I have a problem with something in my book, under the chapter of continuous time Markov chains. I will post a link to what the book does. They do something which they seem to take for granted, but I do not think it is obvious. If what they do is is obvious, then the statement I have below must be obvious, but is it? If it is not, please help me prove it.
statement:
Assume that $T_1$ is exponentially distributed with paramenter $\lambda$. Every time the event happens it starts over again. And every time it happens, with probability p. The event is counted as a type 2 event. Call the time between events to for $T_2$.
$\leftarrow \rightarrow$
$T_2$ is exponentially distributed with parameter $\lambda p$.
Is this equivalence that obvious? If not, how is it proved?

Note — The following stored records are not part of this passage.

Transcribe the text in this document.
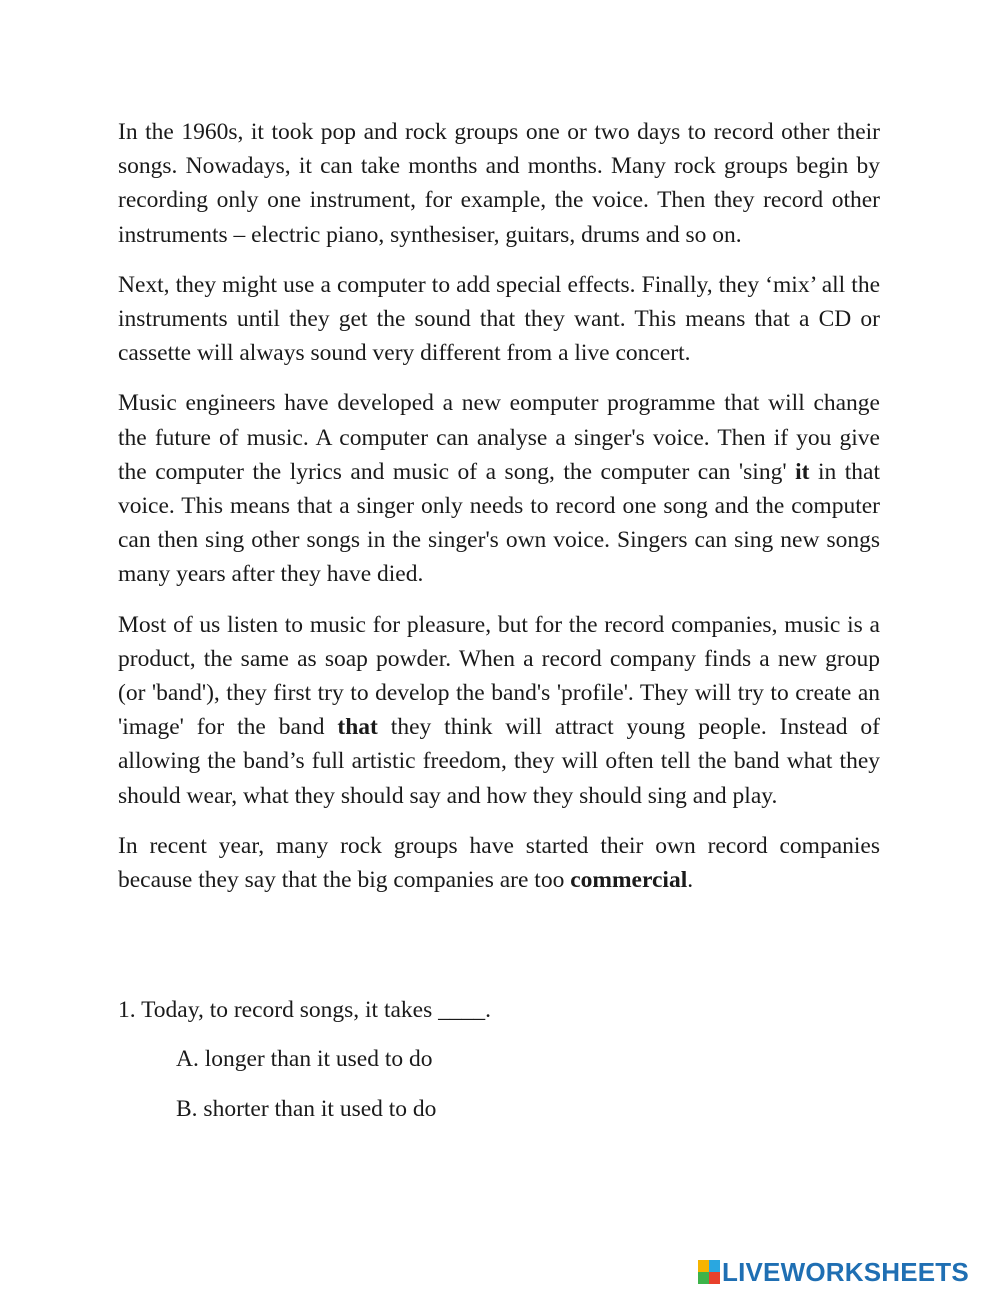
In the 1960s, it took pop and rock groups one or two days to record other their songs. Nowadays, it can take months and months. Many rock groups begin by recording only one instrument, for example, the voice. Then they record other instruments – electric piano, synthesiser, guitars, drums and so on.

Next, they might use a computer to add special effects. Finally, they ‘mix’ all the instruments until they get the sound that they want. This means that a CD or cassette will always sound very different from a live concert.

Music engineers have developed a new eomputer programme that will change the future of music. A computer can analyse a singer's voice. Then if you give the computer the lyrics and music of a song, the computer can 'sing' it in that voice. This means that a singer only needs to record one song and the computer can then sing other songs in the singer's own voice. Singers can sing new songs many years after they have died.

Most of us listen to music for pleasure, but for the record companies, music is a product, the same as soap powder. When a record company finds a new group (or 'band'), they first try to develop the band's 'profile'. They will try to create an 'image' for the band that they think will attract young people. Instead of allowing the band’s full artistic freedom, they will often tell the band what they should wear, what they should say and how they should sing and play.

In recent year, many rock groups have started their own record companies because they say that the big companies are too commercial.

1. Today, to record songs, it takes ____.

A. longer than it used to do

B. shorter than it used to do

LIVEWORKSHEETS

Here is why I have this question:
https://s28.postimg.org/gkslt0yst/question.png

Is it obvious to you that the waiting time generated by this procedure will still be memoryless? The exponential distribution is the only continuous distribution that is memoryless. So we can completely characterize the waiting time by just computing it's mean.

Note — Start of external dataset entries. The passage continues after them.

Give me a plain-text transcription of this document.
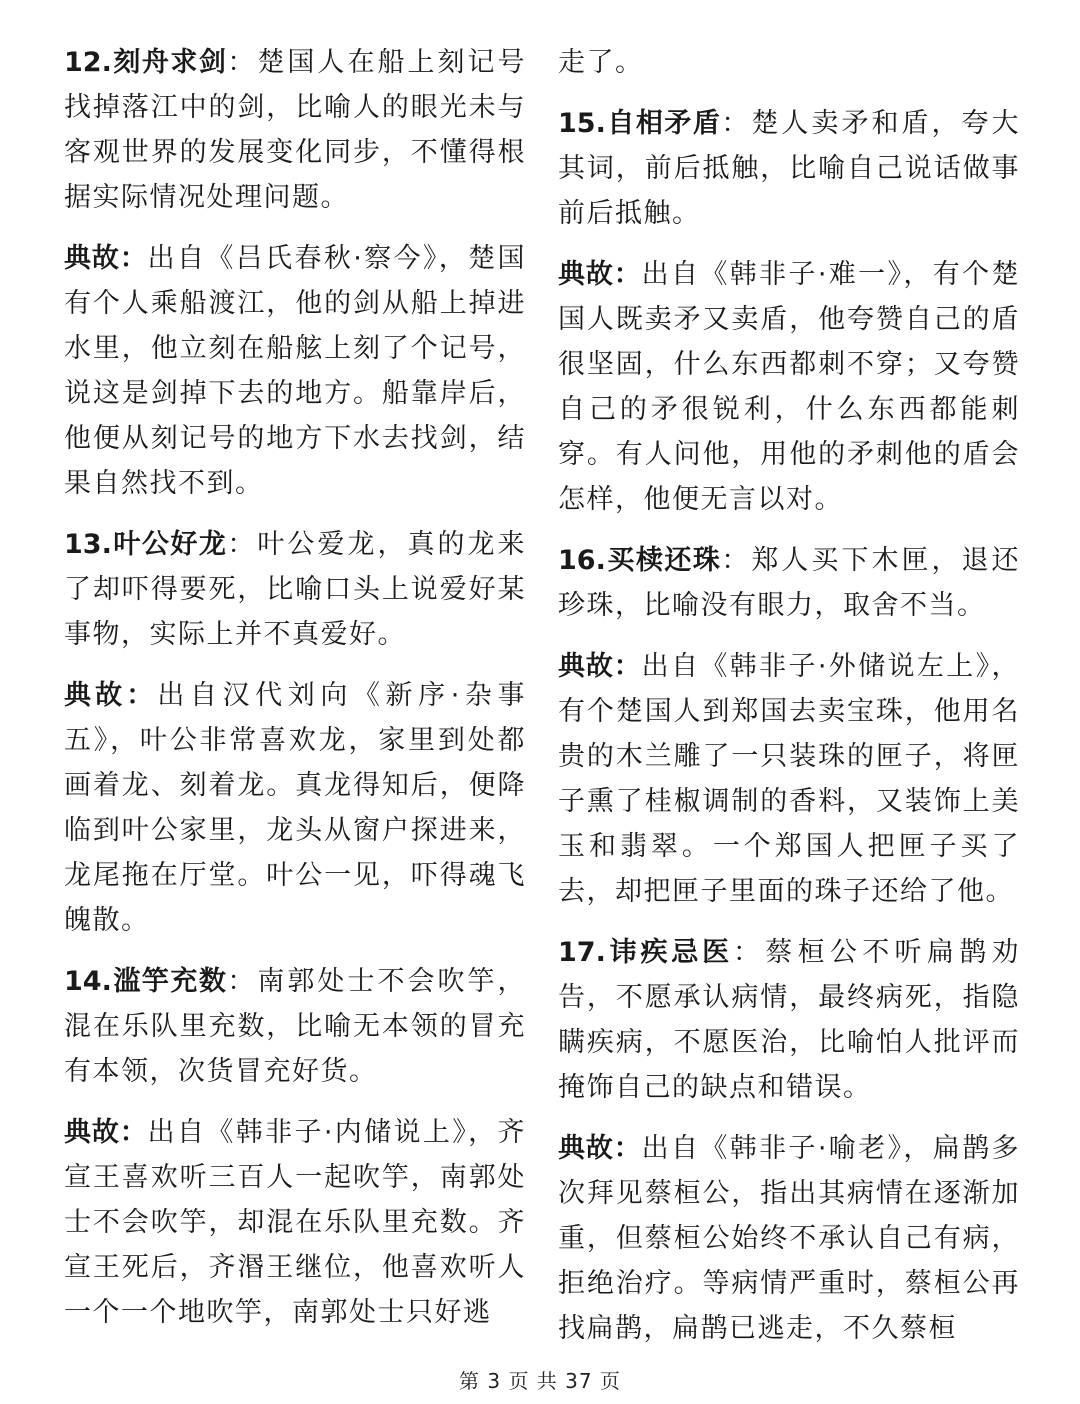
12.刻舟求剑：楚国人在船上刻记号找掉落江中的剑，比喻人的眼光未与客观世界的发展变化同步，不懂得根据实际情况处理问题。

典故：出自《吕氏春秋·察今》，楚国有个人乘船渡江，他的剑从船上掉进水里，他立刻在船舷上刻了个记号，说这是剑掉下去的地方。船靠岸后，他便从刻记号的地方下水去找剑，结果自然找不到。

13.叶公好龙：叶公爱龙，真的龙来了却吓得要死，比喻口头上说爱好某事物，实际上并不真爱好。

典故：出自汉代刘向《新序·杂事五》，叶公非常喜欢龙，家里到处都画着龙、刻着龙。真龙得知后，便降临到叶公家里，龙头从窗户探进来，龙尾拖在厅堂。叶公一见，吓得魂飞魄散。

14.滥竽充数：南郭处士不会吹竽，混在乐队里充数，比喻无本领的冒充有本领，次货冒充好货。

典故：出自《韩非子·内储说上》，齐宣王喜欢听三百人一起吹竽，南郭处士不会吹竽，却混在乐队里充数。齐宣王死后，齐湣王继位，他喜欢听人一个一个地吹竽，南郭处士只好逃

走了。

15.自相矛盾：楚人卖矛和盾，夸大其词，前后抵触，比喻自己说话做事前后抵触。

典故：出自《韩非子·难一》，有个楚国人既卖矛又卖盾，他夸赞自己的盾很坚固，什么东西都刺不穿；又夸赞自己的矛很锐利，什么东西都能刺穿。有人问他，用他的矛刺他的盾会怎样，他便无言以对。

16.买椟还珠：郑人买下木匣，退还珍珠，比喻没有眼力，取舍不当。

典故：出自《韩非子·外储说左上》，有个楚国人到郑国去卖宝珠，他用名贵的木兰雕了一只装珠的匣子，将匣子熏了桂椒调制的香料，又装饰上美玉和翡翠。一个郑国人把匣子买了去，却把匣子里面的珠子还给了他。

17.讳疾忌医：蔡桓公不听扁鹊劝告，不愿承认病情，最终病死，指隐瞒疾病，不愿医治，比喻怕人批评而掩饰自己的缺点和错误。

典故：出自《韩非子·喻老》，扁鹊多次拜见蔡桓公，指出其病情在逐渐加重，但蔡桓公始终不承认自己有病，拒绝治疗。等病情严重时，蔡桓公再找扁鹊，扁鹊已逃走，不久蔡桓

第 3 页 共 37 页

$$\mu = \left(\frac{\nu_i}{\nu}\right)\frac{1}{\nu} + \left(1 - \frac{\nu_i}{\nu}\right)\left(\frac{\nu_i}{\nu}\right)\frac{2}{\nu} + \left(1 - \frac{\nu_i}{\nu}\right)^2\left(\frac{\nu_i}{\nu}\right)\frac{3}{\nu} + \ldots$$ $$ = \frac{\nu_i}{\nu^2} \left(1 + 2\left(1 - \frac{\nu_i}{\nu}\right) + 3\left(1 - \frac{\nu_i}{\nu}\right)^2 + \ldots\right)$$ $$ = \frac{\nu_i}{\nu^2} \left(\frac{1}{(1-\left(1 - \frac{\nu_i}{\nu}\right))^2}\right) = \frac{1}{\nu_i}$$
So the new procedure gives waiting times that are exponentially distributed with a rate given by $\nu_i$ exactly as required.